Our noon reading for October 5 is from "The Meaning of the - TopicsExpress



          

Our noon reading for October 5 is from "The Meaning of the Mountain" by Sister Faith Schuster: On October 5, 1922, the feast of St. Placid, who had been one of the first pupils at a Benedictine monastic school, ground was broken [for the administration building]. On February 28, 1923, the cornerstone of the building was laid, … Early in the building, four men fell from the second story under construction. The community made a novena to the newly beatified Theresa of Lisieux for their recovery. When two of them died, the sisters grieved, and a small statue of St.

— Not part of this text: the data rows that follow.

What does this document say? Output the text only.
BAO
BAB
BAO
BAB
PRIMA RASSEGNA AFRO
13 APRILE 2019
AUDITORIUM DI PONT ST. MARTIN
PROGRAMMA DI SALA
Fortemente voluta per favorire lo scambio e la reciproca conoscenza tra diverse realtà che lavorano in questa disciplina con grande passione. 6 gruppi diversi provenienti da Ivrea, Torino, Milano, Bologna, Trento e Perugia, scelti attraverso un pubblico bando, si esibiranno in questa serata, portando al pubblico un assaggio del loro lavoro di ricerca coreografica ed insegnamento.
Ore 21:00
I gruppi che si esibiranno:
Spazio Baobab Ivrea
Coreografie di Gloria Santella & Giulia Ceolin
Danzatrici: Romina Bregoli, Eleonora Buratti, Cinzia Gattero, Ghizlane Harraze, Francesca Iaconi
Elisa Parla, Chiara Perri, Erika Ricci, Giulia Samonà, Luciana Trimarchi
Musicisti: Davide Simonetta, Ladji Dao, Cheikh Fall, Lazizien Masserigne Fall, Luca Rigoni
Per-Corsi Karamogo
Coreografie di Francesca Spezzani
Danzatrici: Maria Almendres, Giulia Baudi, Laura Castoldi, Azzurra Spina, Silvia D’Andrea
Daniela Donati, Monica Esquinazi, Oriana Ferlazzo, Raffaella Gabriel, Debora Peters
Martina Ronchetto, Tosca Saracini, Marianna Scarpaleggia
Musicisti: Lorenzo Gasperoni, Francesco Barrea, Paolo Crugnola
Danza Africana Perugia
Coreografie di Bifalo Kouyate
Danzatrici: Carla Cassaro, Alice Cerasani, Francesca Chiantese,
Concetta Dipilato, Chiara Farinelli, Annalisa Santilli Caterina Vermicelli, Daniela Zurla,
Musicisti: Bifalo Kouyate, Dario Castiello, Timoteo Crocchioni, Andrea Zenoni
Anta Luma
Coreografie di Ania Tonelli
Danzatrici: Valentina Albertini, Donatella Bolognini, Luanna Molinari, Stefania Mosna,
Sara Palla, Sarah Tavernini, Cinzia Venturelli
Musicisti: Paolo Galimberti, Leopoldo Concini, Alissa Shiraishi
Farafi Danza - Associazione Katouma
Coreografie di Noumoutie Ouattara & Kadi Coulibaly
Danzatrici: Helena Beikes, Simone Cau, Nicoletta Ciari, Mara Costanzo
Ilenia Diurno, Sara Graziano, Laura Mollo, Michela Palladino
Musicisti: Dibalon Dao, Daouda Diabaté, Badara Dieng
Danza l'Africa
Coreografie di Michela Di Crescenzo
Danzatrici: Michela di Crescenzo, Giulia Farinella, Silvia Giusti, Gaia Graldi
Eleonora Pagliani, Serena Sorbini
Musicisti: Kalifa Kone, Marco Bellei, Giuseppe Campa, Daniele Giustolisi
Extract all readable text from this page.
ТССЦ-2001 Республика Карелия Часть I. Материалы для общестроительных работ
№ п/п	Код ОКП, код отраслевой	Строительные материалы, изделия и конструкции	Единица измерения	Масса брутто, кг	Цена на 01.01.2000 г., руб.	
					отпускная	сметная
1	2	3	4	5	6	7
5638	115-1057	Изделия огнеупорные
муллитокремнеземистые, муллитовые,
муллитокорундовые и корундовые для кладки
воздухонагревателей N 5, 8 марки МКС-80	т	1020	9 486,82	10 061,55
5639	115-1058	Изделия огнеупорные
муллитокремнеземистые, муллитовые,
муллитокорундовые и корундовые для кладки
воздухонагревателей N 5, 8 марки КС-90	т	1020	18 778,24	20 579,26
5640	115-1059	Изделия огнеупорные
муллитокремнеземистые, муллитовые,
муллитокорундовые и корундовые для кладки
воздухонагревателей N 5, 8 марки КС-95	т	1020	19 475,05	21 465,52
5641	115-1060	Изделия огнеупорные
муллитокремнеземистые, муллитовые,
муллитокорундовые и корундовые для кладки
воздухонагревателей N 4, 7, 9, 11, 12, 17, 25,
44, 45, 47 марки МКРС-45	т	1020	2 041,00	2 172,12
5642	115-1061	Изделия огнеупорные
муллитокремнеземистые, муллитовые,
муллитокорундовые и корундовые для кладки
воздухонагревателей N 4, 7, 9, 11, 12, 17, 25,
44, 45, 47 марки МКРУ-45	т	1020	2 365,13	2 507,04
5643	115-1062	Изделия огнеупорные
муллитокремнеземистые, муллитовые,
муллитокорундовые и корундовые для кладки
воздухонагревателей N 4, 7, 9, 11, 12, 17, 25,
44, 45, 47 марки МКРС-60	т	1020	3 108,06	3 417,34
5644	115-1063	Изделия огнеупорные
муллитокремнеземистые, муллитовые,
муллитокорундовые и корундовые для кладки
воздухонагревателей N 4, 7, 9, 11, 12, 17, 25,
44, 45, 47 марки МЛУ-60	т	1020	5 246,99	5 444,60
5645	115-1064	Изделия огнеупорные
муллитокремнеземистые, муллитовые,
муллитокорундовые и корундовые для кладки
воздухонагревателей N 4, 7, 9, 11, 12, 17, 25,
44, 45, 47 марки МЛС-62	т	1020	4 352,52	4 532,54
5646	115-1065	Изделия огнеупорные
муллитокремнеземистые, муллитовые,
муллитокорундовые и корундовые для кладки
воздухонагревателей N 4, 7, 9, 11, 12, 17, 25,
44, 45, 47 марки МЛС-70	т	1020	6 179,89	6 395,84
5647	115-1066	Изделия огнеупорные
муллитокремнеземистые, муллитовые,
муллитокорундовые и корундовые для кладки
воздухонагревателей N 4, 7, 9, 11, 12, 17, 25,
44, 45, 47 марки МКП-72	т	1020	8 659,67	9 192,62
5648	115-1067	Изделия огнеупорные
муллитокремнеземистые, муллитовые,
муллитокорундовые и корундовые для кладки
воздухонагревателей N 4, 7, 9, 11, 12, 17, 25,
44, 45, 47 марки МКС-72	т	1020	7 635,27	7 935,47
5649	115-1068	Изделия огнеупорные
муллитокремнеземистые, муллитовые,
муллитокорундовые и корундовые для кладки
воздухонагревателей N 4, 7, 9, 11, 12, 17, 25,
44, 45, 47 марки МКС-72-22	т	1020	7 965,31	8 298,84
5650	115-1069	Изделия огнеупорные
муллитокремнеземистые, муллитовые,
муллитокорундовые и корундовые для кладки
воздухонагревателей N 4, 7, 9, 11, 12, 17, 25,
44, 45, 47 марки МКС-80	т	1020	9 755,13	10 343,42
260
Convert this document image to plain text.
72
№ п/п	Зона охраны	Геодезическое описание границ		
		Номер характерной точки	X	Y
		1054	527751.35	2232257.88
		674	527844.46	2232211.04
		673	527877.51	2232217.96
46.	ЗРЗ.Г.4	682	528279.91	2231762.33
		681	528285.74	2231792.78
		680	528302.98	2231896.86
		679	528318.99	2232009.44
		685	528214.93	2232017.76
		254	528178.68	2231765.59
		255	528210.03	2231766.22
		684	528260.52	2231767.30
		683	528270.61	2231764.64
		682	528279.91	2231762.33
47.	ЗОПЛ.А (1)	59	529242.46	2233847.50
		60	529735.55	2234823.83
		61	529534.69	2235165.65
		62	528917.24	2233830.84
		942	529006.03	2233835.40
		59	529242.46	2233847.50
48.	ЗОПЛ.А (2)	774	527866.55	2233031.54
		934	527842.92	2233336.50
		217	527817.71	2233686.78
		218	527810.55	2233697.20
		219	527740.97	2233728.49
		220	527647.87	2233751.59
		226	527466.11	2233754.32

Joseph was fixed to a pedestal on the wall of St. Cecilia’s old building so that the great workman, perhaps more experienced in building than the younger saint could watch over the rest of the process. There was great bustle on the grounds during the building. Mother Aloysia and Sister Rosalia followed almost every inch of its progress with anxious joy. Thanksgiving dinner and Christmas dinner were served to workmen and overseers whose homes were not in Atchison. Every brick mattered and every day mattered. Atchison itself had not really seen such a structure. In the spring of 1923, Mother wrote the mission schools to encourage girls to enroll in fall courses. The rapidly rising shell of brick and grass, with its five acres of prospective classrooms, was secretly challenging everyone’s faith, and Mother Aloysia had been heard to say: “May the community forgive me if I have built too big.” By January 15, 1924, feast of St. Maurus … the building was finished enough to bless. In five acres of brick, stone, and window, it rose in five stories, a majestic and wonderful building which had cost $810,000.